A elevação do orçamento gerou um impasse, já que o Corinthians não pretende bancar os R$ 300 milhões. O clube garante apenas o valor inicial, com financiamento de R$ 400 milhões do Banco Nacional de Desenvolvimento Econômico e Social (BNDES) e outros R$ 240 milhões dos Certificados de Incentivo ao Desenvolvimento (CIDs), da prefeitura paulistana.

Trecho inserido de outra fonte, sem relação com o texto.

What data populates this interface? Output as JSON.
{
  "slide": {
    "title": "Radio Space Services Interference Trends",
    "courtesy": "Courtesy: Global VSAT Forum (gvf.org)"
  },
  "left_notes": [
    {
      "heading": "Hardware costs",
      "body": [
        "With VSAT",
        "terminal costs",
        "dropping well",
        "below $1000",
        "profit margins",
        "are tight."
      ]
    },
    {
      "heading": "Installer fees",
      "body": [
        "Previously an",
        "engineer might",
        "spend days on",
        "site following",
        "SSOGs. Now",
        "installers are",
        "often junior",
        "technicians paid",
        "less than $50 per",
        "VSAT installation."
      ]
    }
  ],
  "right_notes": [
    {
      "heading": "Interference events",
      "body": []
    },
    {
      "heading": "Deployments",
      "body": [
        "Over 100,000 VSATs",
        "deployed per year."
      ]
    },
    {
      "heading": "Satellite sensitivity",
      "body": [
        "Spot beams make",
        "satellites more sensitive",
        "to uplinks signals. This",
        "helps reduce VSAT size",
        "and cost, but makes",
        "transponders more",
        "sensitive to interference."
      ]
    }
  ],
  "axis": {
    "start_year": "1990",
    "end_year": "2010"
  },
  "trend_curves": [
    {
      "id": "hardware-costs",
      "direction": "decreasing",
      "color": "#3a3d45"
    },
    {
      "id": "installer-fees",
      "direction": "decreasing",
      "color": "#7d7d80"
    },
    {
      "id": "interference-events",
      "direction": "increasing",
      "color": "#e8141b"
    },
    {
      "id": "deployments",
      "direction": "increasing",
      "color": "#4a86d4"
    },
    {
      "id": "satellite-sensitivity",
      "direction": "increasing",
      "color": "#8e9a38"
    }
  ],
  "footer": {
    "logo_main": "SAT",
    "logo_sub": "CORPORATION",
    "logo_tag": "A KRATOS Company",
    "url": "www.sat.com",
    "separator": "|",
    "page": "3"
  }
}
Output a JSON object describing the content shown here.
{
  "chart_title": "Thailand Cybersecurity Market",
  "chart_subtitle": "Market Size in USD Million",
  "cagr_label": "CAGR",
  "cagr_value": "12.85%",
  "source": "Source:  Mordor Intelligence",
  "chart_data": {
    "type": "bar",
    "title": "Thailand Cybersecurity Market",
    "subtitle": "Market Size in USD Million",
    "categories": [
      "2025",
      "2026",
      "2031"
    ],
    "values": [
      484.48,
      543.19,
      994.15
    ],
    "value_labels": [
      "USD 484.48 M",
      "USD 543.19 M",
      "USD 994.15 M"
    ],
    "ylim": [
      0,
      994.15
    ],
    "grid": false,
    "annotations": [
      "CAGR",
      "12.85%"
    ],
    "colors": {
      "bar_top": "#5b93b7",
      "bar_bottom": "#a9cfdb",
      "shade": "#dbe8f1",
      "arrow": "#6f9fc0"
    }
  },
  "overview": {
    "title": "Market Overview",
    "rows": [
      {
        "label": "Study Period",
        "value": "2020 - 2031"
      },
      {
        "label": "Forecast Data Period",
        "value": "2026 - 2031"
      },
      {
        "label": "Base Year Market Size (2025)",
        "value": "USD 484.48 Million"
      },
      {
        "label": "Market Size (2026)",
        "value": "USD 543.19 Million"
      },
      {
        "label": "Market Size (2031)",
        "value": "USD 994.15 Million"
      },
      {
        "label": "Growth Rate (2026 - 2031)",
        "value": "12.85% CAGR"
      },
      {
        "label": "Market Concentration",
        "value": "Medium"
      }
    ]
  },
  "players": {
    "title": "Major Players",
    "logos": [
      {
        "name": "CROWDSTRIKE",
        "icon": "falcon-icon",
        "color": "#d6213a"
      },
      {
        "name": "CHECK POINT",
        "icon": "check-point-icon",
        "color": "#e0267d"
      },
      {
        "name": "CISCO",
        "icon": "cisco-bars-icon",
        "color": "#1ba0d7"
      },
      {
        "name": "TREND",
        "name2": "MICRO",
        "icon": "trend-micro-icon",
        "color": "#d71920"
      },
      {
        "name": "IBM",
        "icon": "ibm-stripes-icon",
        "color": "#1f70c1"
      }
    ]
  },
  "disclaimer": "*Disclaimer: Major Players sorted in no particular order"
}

O governo do estado também reluta em colocar o dinheiro extra na obra corintiana. “Hoje, a palavra do governo é que o estado não colocará dinheiro em construção de iniciativa privada. Já está fazendo muito no entorno para garantir toda a tranquilidade do torcedor”, disse Pagura, que assegurou que o Corinthians não pediu "diretamente" que o estado bancasse o valor excedente.
Para desatar o nó, o governo agendou para os próximos dias reunião com o Comitê Organizador Local (COL) da Copa, com o governo federal e com os envolvidos na construção do estádio, o Corinthians e a Odebrecht.

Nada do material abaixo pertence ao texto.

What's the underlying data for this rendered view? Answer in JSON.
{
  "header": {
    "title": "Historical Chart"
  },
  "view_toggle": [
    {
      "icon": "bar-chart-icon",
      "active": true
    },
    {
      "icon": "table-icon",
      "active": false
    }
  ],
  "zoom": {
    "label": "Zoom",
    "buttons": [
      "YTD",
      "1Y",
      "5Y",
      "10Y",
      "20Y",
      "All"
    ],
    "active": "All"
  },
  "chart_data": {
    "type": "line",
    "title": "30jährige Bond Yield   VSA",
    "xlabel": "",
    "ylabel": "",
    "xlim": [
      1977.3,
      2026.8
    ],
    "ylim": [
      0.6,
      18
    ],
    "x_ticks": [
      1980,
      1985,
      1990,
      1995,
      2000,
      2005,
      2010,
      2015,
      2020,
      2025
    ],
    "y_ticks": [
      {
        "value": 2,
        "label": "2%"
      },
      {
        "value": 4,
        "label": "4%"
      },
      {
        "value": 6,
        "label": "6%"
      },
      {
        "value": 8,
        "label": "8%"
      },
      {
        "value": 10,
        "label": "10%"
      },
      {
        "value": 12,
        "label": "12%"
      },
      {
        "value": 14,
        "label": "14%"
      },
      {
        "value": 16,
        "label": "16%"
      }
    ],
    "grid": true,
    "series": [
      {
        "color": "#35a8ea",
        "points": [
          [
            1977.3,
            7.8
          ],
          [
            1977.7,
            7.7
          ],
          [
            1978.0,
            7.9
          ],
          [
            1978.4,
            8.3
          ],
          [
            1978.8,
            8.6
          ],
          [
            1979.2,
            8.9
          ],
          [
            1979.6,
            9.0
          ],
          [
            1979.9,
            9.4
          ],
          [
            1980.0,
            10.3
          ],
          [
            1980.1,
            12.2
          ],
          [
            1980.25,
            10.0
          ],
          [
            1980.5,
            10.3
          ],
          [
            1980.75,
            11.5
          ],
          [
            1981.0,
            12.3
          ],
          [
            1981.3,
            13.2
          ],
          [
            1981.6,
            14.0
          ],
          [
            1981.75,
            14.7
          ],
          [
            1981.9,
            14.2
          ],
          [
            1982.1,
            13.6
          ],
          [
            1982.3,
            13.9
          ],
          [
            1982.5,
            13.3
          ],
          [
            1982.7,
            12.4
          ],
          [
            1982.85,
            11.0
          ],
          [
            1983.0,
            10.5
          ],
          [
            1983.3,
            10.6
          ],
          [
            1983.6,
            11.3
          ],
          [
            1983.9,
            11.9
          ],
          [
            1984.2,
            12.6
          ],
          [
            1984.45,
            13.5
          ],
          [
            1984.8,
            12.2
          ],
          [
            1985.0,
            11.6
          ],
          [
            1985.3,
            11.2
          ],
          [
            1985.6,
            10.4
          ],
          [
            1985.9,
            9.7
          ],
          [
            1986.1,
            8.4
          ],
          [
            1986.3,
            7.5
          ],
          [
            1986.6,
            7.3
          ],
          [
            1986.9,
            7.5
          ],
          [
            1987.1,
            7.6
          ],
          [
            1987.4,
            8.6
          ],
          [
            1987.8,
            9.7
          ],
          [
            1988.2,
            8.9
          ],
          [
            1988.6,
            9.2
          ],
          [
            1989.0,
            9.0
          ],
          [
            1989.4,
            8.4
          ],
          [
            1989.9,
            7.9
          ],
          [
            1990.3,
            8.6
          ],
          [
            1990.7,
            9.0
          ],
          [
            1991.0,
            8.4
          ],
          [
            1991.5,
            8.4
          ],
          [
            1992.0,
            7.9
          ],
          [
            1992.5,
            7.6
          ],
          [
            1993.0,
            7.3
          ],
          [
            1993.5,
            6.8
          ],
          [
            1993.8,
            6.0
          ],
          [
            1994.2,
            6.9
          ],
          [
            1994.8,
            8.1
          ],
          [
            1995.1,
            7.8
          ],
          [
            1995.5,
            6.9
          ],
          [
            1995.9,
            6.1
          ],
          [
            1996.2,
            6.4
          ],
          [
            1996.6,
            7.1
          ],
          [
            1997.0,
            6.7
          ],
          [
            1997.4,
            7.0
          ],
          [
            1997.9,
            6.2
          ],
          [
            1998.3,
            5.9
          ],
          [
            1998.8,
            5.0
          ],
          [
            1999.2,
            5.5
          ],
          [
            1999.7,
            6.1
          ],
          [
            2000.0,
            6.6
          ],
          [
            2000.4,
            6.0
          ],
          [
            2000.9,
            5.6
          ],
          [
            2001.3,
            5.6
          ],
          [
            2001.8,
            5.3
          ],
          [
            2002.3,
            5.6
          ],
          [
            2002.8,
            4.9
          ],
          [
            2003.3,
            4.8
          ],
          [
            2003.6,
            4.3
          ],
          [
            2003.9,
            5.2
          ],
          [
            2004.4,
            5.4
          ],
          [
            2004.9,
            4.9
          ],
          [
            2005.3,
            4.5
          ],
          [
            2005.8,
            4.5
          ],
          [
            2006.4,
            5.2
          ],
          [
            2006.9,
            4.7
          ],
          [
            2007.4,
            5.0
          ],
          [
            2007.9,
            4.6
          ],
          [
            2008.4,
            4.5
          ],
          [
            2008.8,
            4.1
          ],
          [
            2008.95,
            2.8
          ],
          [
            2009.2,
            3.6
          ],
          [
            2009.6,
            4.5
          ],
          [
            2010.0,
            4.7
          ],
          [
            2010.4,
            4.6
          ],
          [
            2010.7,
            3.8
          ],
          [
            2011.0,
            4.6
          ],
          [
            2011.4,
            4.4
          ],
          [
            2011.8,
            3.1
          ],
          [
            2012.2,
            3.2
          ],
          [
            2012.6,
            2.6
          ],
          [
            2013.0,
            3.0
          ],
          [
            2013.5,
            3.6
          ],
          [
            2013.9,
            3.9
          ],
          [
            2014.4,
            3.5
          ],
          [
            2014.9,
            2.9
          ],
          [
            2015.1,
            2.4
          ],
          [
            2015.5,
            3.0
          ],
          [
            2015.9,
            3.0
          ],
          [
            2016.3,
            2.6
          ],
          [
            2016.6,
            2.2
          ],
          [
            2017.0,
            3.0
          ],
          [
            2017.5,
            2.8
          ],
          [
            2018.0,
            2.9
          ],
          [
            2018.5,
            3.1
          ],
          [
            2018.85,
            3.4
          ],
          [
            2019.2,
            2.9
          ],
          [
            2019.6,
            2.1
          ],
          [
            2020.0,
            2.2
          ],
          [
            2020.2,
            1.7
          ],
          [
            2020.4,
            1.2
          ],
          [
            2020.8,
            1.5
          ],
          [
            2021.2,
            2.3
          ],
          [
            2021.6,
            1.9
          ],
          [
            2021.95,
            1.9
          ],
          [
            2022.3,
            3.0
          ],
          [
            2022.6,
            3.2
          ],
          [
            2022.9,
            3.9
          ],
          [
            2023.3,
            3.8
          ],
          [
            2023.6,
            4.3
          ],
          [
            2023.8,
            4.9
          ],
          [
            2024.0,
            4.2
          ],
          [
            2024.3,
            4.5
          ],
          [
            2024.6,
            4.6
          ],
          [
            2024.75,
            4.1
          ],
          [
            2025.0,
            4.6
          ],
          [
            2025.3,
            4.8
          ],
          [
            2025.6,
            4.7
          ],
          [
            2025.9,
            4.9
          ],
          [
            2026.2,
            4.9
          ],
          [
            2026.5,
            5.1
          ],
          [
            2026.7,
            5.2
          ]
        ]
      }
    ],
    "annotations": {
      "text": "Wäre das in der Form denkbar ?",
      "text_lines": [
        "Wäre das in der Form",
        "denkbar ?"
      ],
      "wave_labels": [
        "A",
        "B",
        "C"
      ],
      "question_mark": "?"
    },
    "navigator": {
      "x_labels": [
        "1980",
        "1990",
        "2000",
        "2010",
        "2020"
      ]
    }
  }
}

“Vamos ter que conversar com a Fifa, com o Corinthians, com a própria Odebrecht. Mas tem que ser rápido. Se você trabalhar bem, em até 33 meses se conclui o estádio. Mas dinheiro do estado não está previsto hoje para suprir a falta de orçamento”, completou o secretário.
Segundo Pagura, não existe plano B para a abertura da Copa em São Paulo. A Arena Palestra, que o Palmeiras vem reformando na zona oeste da capital, pode até ser alternativa para a Copa das Confederações, já que o Itaquerão não ficará pronto até junho de 2013. Mas para a Copa, a arena corintiana estaria garantida.
“Ou São Paulo vai com o estádio de Itaquera –porque agora estamos em maio e não há tempo para plano A, B ou C– ou não vai se fazer a abertura da Copa do Mundo. Se tivesse sido dado um dead line em 2007 ou 2008 poderíamos ter outro plano. Hoje o impasse é financeiro.”